EPIDEMIOLOGY AND ETIOLOGY
Patients with cancer can develop increased ICP from primary brain tumors, brain metastases, hemorrhage, meningitis, head trauma, infarction, or abscess (Quinn & DeAngelis, 2000). The onset can be acute or subacute. Cerebrovascular disease, specifically infarction and/or hemorrhage, is the most common etiology of neurologic symptoms in patients with cancer. One study found that 14.6% of 3426 patients with terminal cancer had cerebral hemorrhages or infarctions (Graus et al., 1985). Coagulation disorders, infection, cerebral metastases, and complications from cancer treatment are the most common causes of cerebrovascular disease in patients with cancer (Graus et al., 1985).
RISK PROFILE
• Cancer, especially primary gliomas, brain metastases, neuroblastomas, and leukemia. Primary cancers with an increased incidence of brain metastases include lung cancer, breast cancer, and melanoma
• Pediatric brain tumors, including cerebellar tumors, medulloblastoma, and ependymoma of the fourth ventricle
• Coagulation disorder, thrombocytopenia, or platelet dysfunction
• Bacterial or fungal infection, meningitis, or brain abscess
• Head trauma
• Previous whole brain or focal radiation therapy over 6000 cGy or radiosurgery
• Hydrocephalus
PROGNOSIS
The prognosis varies and can depend on whether the condition is rapidly diagnosed and treated. Compensatory mechanisms control the ICP, but these eventually fail. As the pressure increases, critical brain structures are compromised, including the brainstem. If left untreated, the increasing cerebral edema leads to ischemia, followed by coma and subsequently death. Treatment includes:
• Removal of the tumor
• Radiation therapy
• Shunt placement
• Chemotherapy
PROFESSIONAL ASSESSMENT CRITERIA (PAC)
1. Baseline neurologic exam, including:
• Orientation: Person, place, and time.
• Level of consciousness (LOC): Agitation, confusion, restlessness, lethargy.

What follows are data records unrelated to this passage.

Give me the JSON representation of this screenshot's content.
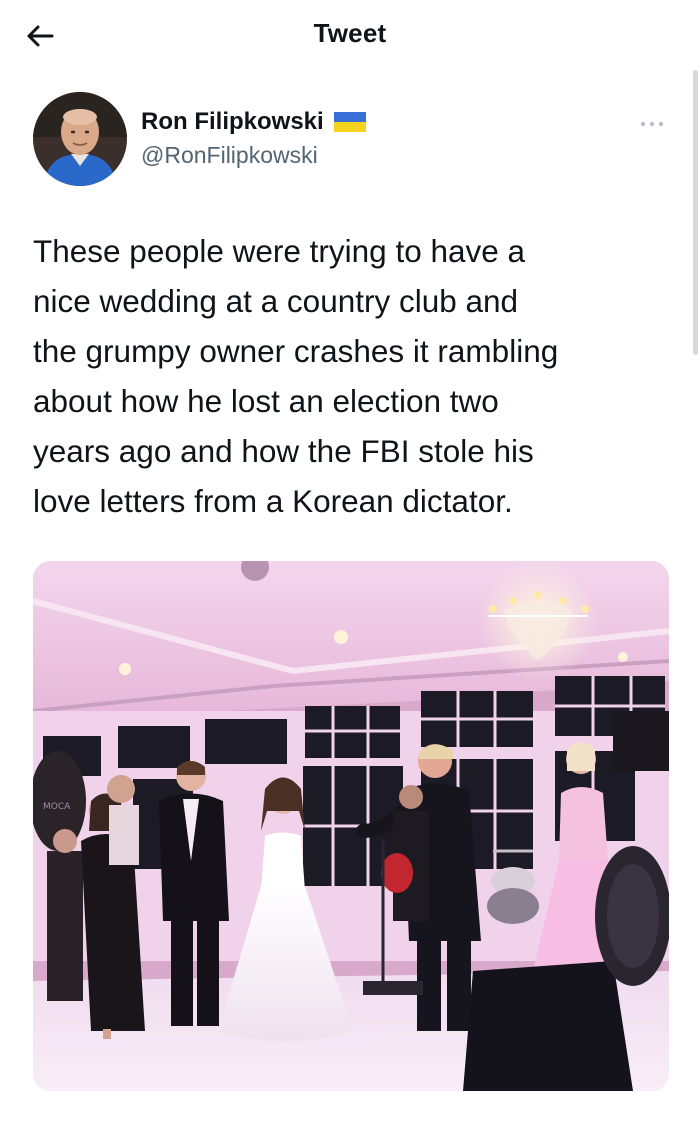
{
  "header": {
    "title": "Tweet",
    "back_icon": "arrow-left-icon"
  },
  "author": {
    "display_name": "Ron Filipkowski",
    "handle": "@RonFilipkowski",
    "badge_icon": "ukraine-flag-icon",
    "more_icon": "more-horizontal-icon"
  },
  "tweet": {
    "text": "These people were trying to have a\nnice wedding at a country club and\nthe grumpy owner crashes it rambling\nabout how he lost an election two\nyears ago and how the FBI stole his\nlove letters from a Korean dictator."
  },
  "media": {
    "sign_text": "MOCA"
  },
  "colors": {
    "text_primary": "#0f1419",
    "text_secondary": "#536471",
    "flag_blue": "#3a6fd8",
    "flag_yellow": "#f5d21d"
  }
}
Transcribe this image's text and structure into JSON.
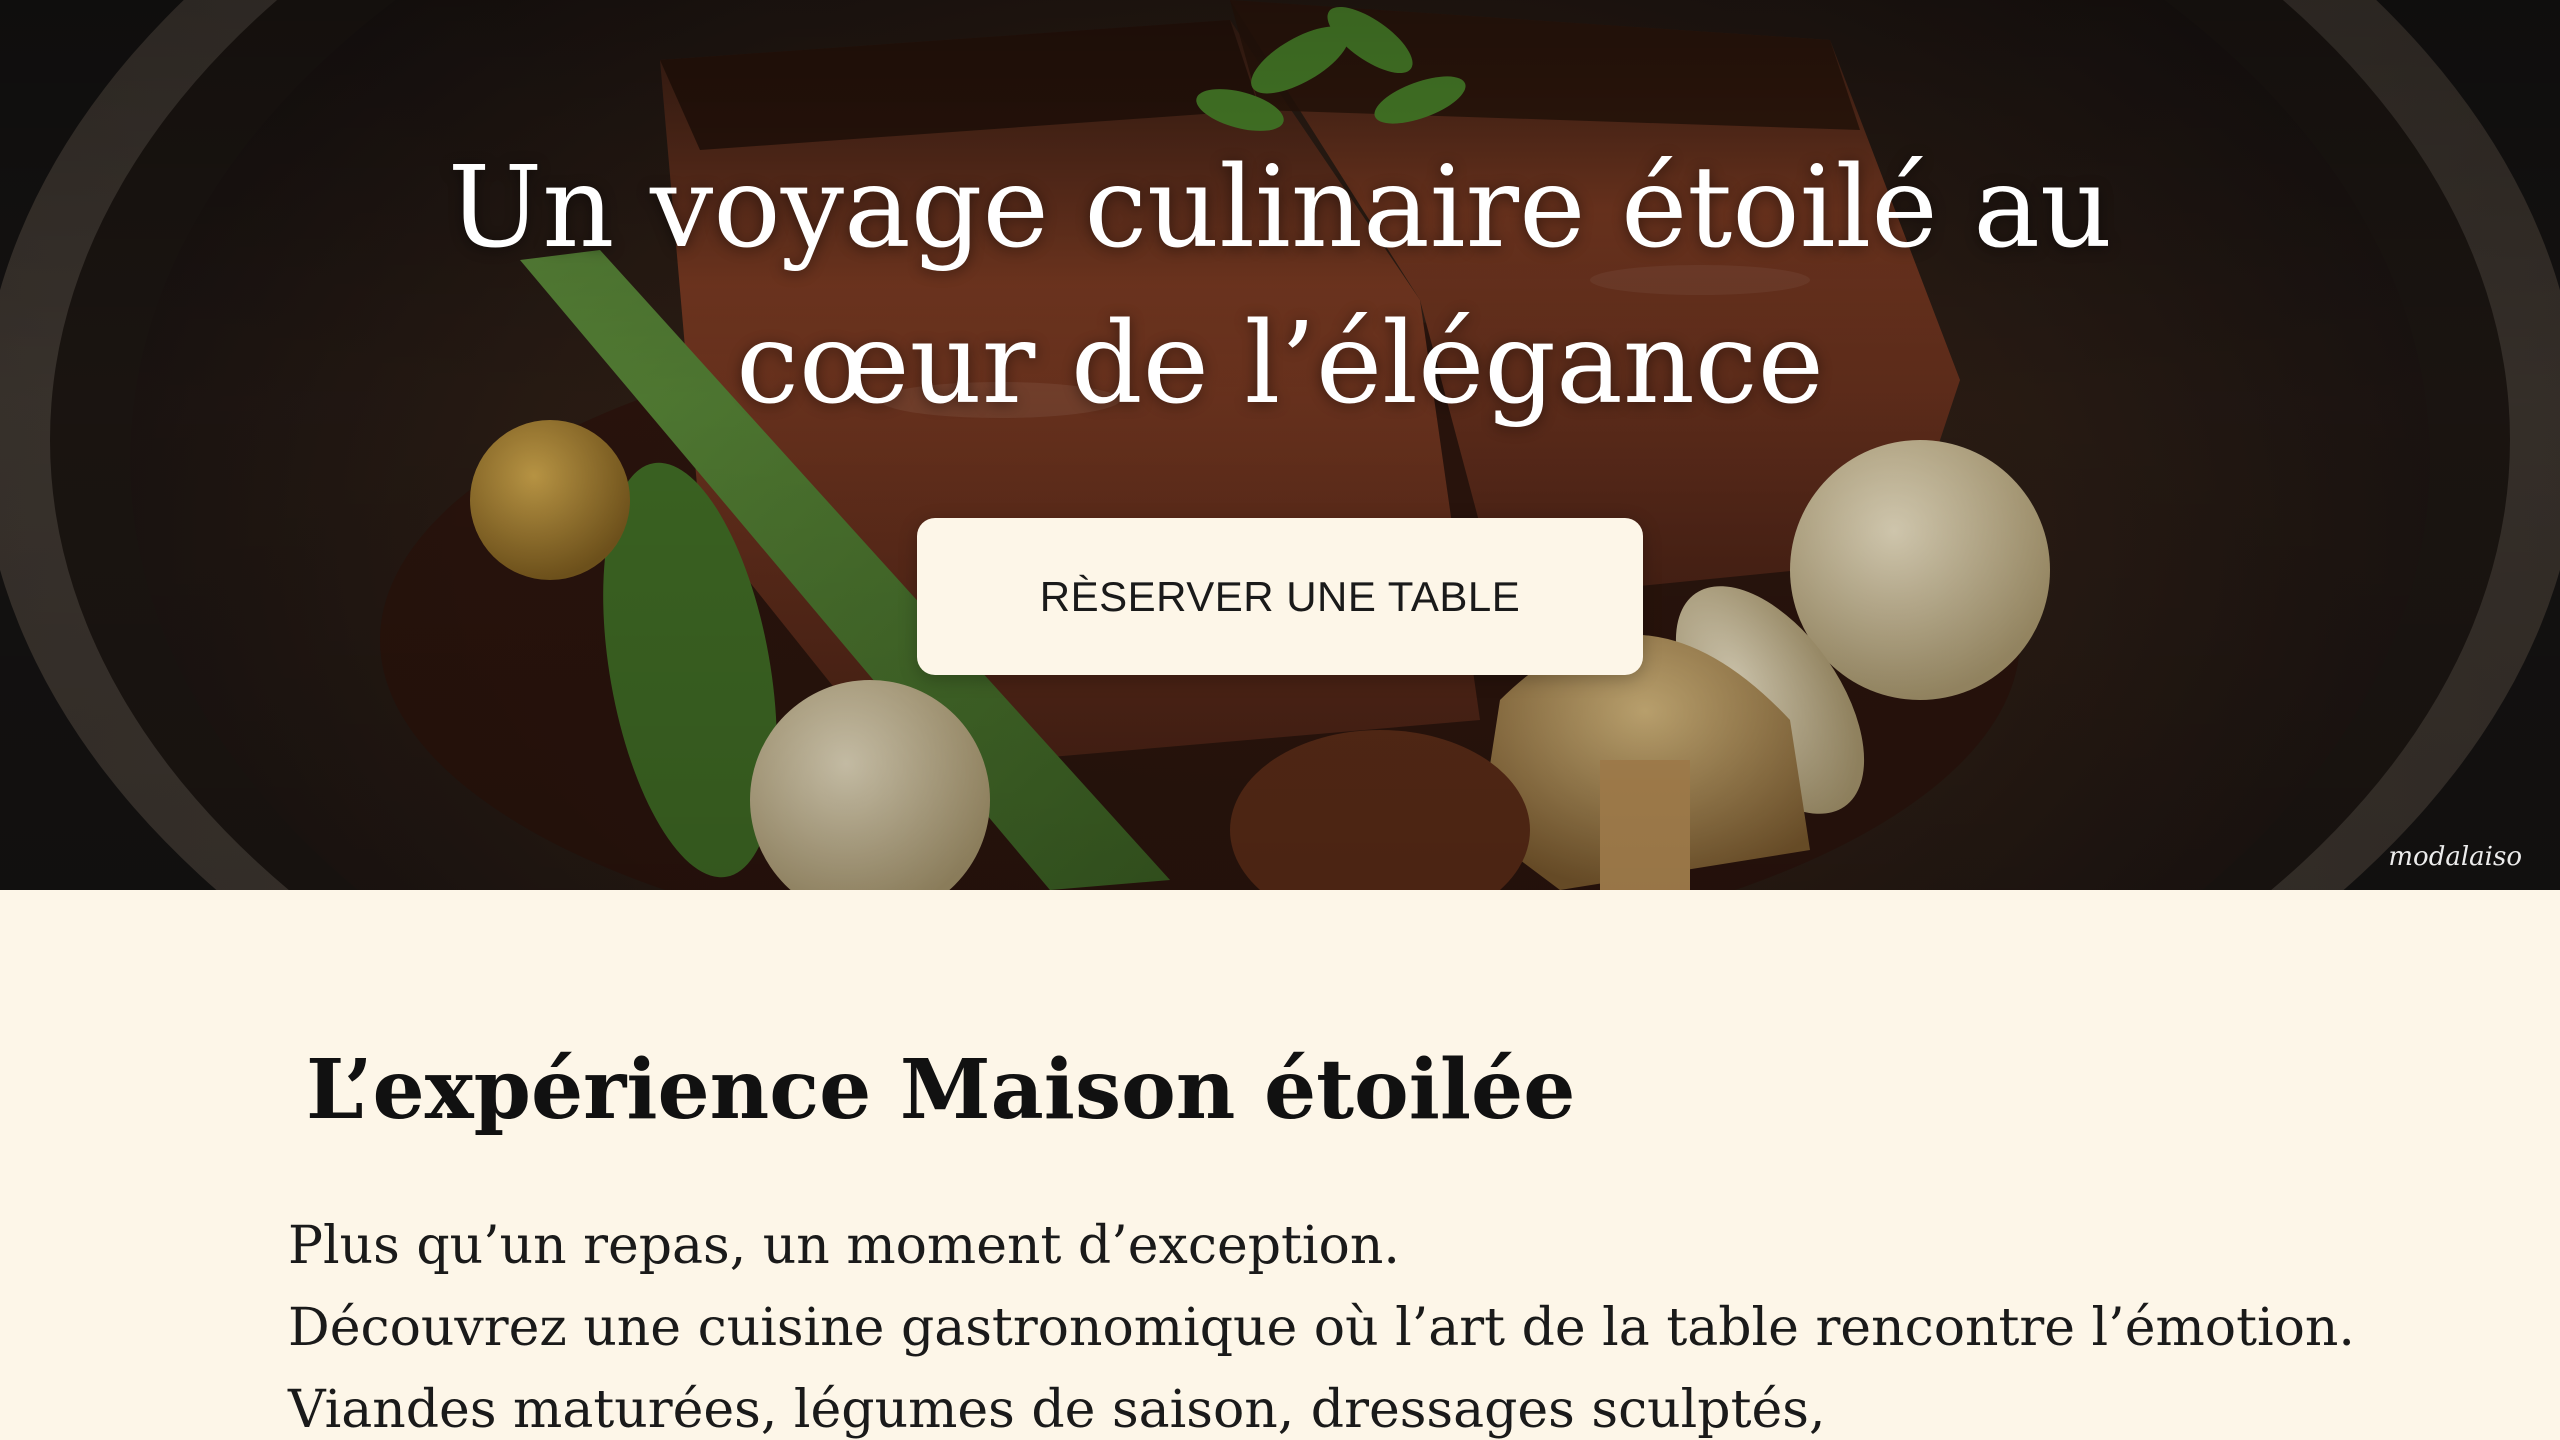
{
  "hero": {
    "title_line1": "Un voyage culinaire étoilé au",
    "title_line2": "cœur de l’élégance",
    "cta_label": "RÈSERVER UNE TABLE",
    "watermark": "modalaiso",
    "image_subject": "plated-meat-dish-with-vegetables"
  },
  "experience": {
    "heading": "L’expérience Maison étoilée",
    "lines": [
      "Plus qu’un repas, un moment d’exception.",
      "Découvrez une cuisine gastronomique où l’art de la table rencontre l’émotion.",
      "Viandes maturées, légumes de saison, dressages sculptés,"
    ]
  },
  "colors": {
    "cream_background": "#fdf6e8",
    "button_background": "#fdf6e8",
    "hero_text": "#ffffff",
    "body_text": "#1a1a1a"
  }
}
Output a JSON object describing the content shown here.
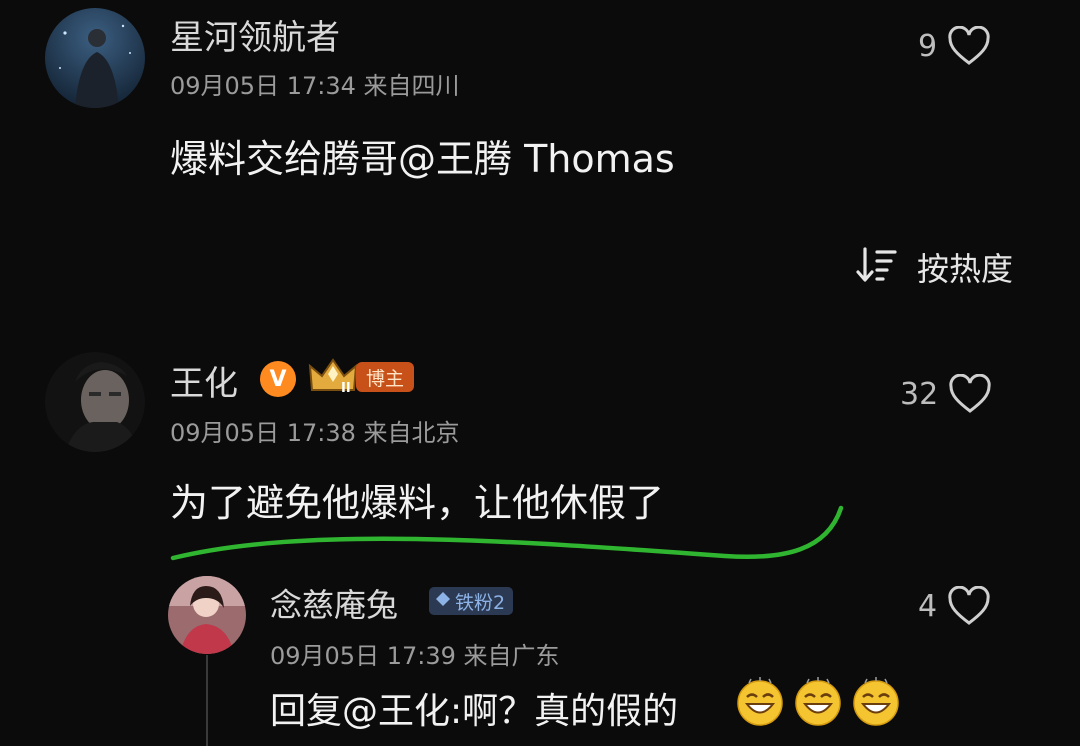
{
  "comments": [
    {
      "username": "星河领航者",
      "timestamp": "09月05日 17:34 来自四川",
      "text": "爆料交给腾哥@王腾 Thomas",
      "likes": "9",
      "avatar": "avatar-space-man-icon"
    }
  ],
  "sort": {
    "label": "按热度",
    "icon": "sort-descending-icon"
  },
  "main_comment": {
    "username": "王化",
    "verified_badge": "V",
    "crown_level": "II",
    "role_tag": "博主",
    "timestamp": "09月05日 17:38 来自北京",
    "text": "为了避免他爆料，让他休假了",
    "likes": "32",
    "underline_color": "#2fb52f"
  },
  "reply": {
    "username": "念慈庵兔",
    "fan_badge": "铁粉2",
    "timestamp": "09月05日 17:39 来自广东",
    "text": "回复@王化:啊？真的假的",
    "emoji": [
      "grinning-face-emoji",
      "grinning-face-emoji",
      "grinning-face-emoji"
    ],
    "likes": "4"
  },
  "colors": {
    "background": "#0b0b0b",
    "role_tag": "#c8511a",
    "verified": "#ff8a1f"
  }
}
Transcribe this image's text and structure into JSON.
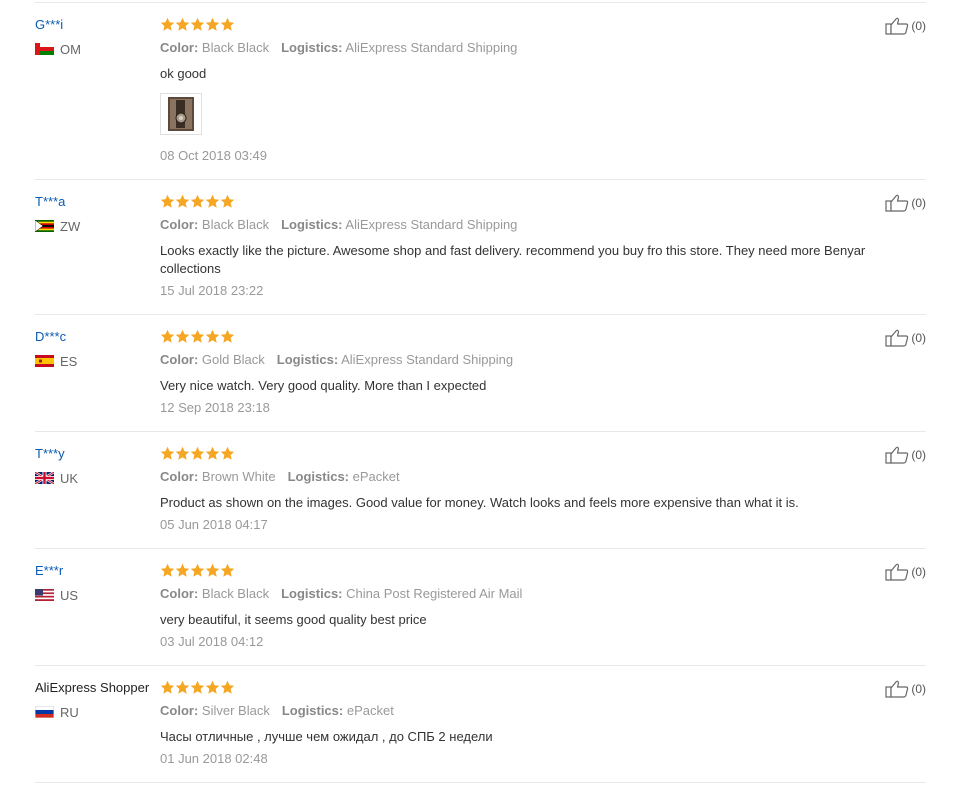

• Muscle strength: Hemiparesis, flexion, dorsiflexion, pronator drift, coordination.
• Vital signs: Widened pulse pressure, irregular respirations, bradycardia secondary to pressure on the vasomotor centers of the medulla.
• Pupillary response: Size and shape, equal and reactive to light.
2. Early signs and symptoms (Table 32-1):
• Headaches
• Nausea secondary to pressure on the medulla.
• Projectile vomiting secondary to pressure on the vomiting center of the medulla.
• Hemiparesis
• Unilateral pupil dilation with slow reaction.
• Changes in LOC, including restlessness, agitation, and/or confusion.
Early Symptoms | Late Symptoms |
---|---|
Headaches | Change in the level of consciousness, including stupor and coma |
Nausea | Worsening headache |
Projectile vomiting | Abnormal motor functioning, including decorticate/decerebrate posturing |
Hemiparesis | Cushing’s triad (elevated BP, widening pulse pressure, and bradycardia) |
Unilateral pupil dilation with slow reaction | Pupils dilated and fixed bilaterally |
Visual disturbances, including blurred vision, diplopia, and decreased visual acuity | Papilledema |
3. Late signs and symptoms (see Table 32-1):
• Change in LOC: Stupor, coma.
• Worsening headache.
• Motor function: Decorticate/decerebrate posturing.
• Cushing’s triad: Bradycardia, systolic hypertension, and widening pulse pressure.
• Pupils dilated and fixed bilaterally.
• Papilledema: An increase in the ICP leads to increased pressure on the optic nerve; this impairs the outflow of blood, causing edema of the optic disk.